ERMI Mold Testing – Not Valid
Public May Be Making Indoor Mold Cleanup Decisions Based on EPA Tool Developed Only for Research Applications
We substantiated the allegation that firms were using the mold index tool although the EPA had not validated the tool for public use. The EPA readily acknowledged that it had not validated or peer reviewed ERMI for public use. The agency said it considers ERMI to be research tools not intended for public use. Although the EPA has licensed ERMI to companies for introduction into the marketplace under the Federal Technology Transfer Act of 1986, neither federal law nor the EPA’s procedures address the level of validation needed before or after transferring federally developed technologies to the private sector. In addition, there are no EPA regulatory requirements for developing or validating indoor mold test methods or assessing indoor mold levels.
Licensees were marketing MSQPCR to the public as part of the ERMI tool. In our view, one current and one past licensee’s advertising could mislead the public into thinking that these research tools are EPA-approved methods for evaluating indoor mold.
The license agreements stipulate that the licensee should not state or imply in any medium that the EPA endorses MSQPCR. In addition, information that appeared on an EPA webpage suggested that the EPA validated and endorsed MSQPCR for public use. Consequently, there is a risk that the public may make inappropriate decisions regarding indoor mold on the belief that MSQPCR and ERMI results were based on research tools fully validated and endorsed by the EPA for public use.
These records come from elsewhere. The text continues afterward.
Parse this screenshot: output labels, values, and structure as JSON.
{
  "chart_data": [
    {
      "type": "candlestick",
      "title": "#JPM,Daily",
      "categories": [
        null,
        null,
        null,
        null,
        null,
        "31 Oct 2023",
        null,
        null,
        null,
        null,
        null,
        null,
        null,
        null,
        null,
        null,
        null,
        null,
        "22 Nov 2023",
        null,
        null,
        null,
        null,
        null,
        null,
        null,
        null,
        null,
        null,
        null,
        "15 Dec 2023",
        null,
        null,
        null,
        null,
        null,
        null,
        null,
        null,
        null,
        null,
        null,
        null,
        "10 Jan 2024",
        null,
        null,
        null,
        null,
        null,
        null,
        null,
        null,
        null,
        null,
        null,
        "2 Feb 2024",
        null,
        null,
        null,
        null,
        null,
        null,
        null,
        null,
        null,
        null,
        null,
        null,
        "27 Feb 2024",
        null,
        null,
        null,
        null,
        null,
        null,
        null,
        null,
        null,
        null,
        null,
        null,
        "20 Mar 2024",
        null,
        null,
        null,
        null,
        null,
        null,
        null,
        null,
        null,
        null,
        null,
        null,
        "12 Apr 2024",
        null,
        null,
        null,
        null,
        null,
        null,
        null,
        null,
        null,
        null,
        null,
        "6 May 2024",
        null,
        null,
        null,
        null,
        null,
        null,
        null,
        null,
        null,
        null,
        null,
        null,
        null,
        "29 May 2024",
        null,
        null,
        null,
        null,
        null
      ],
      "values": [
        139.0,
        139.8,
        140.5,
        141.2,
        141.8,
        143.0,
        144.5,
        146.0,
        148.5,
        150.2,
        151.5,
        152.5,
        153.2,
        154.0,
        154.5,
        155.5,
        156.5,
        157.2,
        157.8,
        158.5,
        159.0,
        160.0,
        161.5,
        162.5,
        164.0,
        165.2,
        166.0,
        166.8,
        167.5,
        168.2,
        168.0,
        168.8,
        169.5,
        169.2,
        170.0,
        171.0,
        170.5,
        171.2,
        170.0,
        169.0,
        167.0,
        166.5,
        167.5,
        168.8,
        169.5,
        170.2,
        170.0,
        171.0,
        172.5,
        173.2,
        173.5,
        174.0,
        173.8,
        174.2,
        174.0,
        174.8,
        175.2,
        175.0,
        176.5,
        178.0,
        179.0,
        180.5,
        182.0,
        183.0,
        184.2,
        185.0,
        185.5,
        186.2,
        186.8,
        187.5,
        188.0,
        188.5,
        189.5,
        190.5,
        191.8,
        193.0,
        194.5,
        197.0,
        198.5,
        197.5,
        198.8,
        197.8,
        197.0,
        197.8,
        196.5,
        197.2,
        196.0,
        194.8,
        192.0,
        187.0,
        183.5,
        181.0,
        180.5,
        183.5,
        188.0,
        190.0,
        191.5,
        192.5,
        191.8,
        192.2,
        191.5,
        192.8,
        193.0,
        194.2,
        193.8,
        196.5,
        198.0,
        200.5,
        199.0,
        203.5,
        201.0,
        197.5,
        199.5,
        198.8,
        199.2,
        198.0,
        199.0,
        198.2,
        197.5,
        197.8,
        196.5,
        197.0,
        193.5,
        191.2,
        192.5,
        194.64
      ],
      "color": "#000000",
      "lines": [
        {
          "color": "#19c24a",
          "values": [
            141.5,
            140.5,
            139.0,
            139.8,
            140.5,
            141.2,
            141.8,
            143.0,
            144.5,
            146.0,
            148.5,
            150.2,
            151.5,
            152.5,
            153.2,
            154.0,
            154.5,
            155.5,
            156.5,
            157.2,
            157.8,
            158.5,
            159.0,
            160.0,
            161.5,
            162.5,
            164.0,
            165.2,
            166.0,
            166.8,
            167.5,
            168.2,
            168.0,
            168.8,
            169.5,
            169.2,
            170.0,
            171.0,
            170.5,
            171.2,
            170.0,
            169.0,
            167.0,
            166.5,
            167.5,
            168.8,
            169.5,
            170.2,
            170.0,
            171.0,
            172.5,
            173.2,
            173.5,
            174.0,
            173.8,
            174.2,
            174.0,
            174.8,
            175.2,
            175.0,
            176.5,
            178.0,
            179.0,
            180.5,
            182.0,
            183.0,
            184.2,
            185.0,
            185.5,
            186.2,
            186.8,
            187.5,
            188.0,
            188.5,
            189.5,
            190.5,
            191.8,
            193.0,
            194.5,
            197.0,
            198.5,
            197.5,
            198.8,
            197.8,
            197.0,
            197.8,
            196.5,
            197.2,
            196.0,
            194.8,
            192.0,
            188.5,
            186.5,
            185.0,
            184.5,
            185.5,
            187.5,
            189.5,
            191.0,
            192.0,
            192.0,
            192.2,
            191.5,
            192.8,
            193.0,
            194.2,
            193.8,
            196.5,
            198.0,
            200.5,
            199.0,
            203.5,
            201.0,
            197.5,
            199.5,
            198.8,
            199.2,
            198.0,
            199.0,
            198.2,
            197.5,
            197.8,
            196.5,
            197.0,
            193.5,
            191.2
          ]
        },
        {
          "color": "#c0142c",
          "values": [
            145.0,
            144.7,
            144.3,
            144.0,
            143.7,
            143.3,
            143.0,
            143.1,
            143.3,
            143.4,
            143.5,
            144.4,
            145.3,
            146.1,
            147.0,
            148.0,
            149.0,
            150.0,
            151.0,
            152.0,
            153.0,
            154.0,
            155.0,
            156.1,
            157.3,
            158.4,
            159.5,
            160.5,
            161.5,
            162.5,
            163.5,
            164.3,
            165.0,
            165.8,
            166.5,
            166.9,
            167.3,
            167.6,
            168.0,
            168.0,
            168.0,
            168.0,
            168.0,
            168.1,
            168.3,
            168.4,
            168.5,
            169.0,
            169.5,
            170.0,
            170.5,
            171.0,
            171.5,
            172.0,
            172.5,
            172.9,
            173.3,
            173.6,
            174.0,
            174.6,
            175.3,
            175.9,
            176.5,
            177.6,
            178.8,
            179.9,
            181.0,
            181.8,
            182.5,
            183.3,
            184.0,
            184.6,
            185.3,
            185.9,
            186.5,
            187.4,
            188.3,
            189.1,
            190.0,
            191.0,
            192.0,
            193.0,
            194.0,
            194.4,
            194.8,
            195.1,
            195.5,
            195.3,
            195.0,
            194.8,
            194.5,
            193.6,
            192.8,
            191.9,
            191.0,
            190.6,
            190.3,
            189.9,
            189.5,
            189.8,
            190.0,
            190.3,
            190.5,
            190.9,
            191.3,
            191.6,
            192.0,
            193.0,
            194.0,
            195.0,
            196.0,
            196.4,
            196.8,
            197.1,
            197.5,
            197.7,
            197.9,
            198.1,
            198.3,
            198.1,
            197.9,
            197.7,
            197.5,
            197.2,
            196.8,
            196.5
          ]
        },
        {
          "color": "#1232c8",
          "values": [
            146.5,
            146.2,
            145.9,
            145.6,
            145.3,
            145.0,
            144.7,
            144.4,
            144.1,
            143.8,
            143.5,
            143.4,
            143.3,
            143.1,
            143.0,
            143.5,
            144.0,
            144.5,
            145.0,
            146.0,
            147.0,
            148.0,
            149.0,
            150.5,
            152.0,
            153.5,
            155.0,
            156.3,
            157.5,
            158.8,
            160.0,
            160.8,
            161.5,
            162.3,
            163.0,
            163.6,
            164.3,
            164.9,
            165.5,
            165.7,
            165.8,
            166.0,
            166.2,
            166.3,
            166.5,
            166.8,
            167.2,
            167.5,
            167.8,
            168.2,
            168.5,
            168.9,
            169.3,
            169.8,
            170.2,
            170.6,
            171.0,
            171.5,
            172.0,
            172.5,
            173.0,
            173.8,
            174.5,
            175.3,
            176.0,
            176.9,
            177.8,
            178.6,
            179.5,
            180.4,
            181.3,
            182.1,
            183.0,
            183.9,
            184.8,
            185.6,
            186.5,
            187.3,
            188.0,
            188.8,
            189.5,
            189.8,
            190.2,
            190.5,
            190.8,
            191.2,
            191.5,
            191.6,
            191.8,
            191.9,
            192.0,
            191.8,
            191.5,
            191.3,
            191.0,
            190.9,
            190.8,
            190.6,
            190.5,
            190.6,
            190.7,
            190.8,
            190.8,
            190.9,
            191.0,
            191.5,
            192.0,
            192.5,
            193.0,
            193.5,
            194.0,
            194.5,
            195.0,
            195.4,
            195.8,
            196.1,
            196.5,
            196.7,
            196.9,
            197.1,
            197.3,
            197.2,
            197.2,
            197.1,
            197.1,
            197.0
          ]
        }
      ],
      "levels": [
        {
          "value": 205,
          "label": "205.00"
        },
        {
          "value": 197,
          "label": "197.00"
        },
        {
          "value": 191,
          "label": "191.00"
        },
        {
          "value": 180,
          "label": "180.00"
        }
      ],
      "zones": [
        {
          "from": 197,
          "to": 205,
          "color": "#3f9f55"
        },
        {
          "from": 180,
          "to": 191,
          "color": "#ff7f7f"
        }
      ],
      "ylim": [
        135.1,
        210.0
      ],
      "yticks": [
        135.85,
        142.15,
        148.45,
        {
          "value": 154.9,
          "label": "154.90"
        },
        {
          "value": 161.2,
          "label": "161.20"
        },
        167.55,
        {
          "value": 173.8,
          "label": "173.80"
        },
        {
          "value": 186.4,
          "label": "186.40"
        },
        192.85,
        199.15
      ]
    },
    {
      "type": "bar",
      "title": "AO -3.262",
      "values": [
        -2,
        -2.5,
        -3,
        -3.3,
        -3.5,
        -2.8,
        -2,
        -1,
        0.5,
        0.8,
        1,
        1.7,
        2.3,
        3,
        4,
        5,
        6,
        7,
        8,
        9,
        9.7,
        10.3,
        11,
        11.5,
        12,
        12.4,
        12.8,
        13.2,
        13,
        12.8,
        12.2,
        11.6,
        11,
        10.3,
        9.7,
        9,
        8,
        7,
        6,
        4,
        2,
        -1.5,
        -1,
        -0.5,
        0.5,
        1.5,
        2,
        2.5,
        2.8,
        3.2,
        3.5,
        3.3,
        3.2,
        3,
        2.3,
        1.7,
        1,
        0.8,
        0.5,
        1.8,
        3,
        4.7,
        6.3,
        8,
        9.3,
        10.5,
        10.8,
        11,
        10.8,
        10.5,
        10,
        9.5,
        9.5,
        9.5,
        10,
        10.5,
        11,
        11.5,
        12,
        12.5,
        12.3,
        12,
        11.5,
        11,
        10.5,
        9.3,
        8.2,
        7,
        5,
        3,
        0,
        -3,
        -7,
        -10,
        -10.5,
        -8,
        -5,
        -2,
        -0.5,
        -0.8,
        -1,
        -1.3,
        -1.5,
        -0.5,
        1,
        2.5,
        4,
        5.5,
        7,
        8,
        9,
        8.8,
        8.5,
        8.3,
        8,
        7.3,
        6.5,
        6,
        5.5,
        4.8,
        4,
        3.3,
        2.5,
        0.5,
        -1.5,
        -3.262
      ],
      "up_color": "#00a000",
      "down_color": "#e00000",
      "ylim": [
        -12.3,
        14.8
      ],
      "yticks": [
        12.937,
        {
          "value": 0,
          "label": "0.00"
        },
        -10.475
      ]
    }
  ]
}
Public awareness of indoor mold has risen over the past several years, and trade industry and other publications have raised concerns about the legitimacy of some firms offering remediation services. Because of the numerous questions the EPA received from the public regarding the ERMI tool, the EPA drafted a fact sheet on indoor mold, MSQPCR, and ERMI. Informing the public about the ERMI tool and monitoring compliance with license agreements would improve assurance that the public is not misled about the ERMI tool and understands its limitations. However, the EPA has not finalized or published this fact sheet.
We recommend that the EPA periodically review licensee advertising of the MSQPCR tool to determine whether licensees have violated the terms of the license agreement and take appropriate actions as necessary. We also recommend that the EPA remove or clarify potentially misleading statements on its webpage, and finalize a fact sheet on indoor mold, MSQPCR and ERMI to inform the public that MSQPCR and ERMI have not been peer reviewed or validated for public use. The agency generally agreed with our report and provided corrective actions and estimated completion dates that meet the intent of our recommendations. Also, the agency has removed a webpage containing potentially misleading statements; thus, we are closing this recommendation.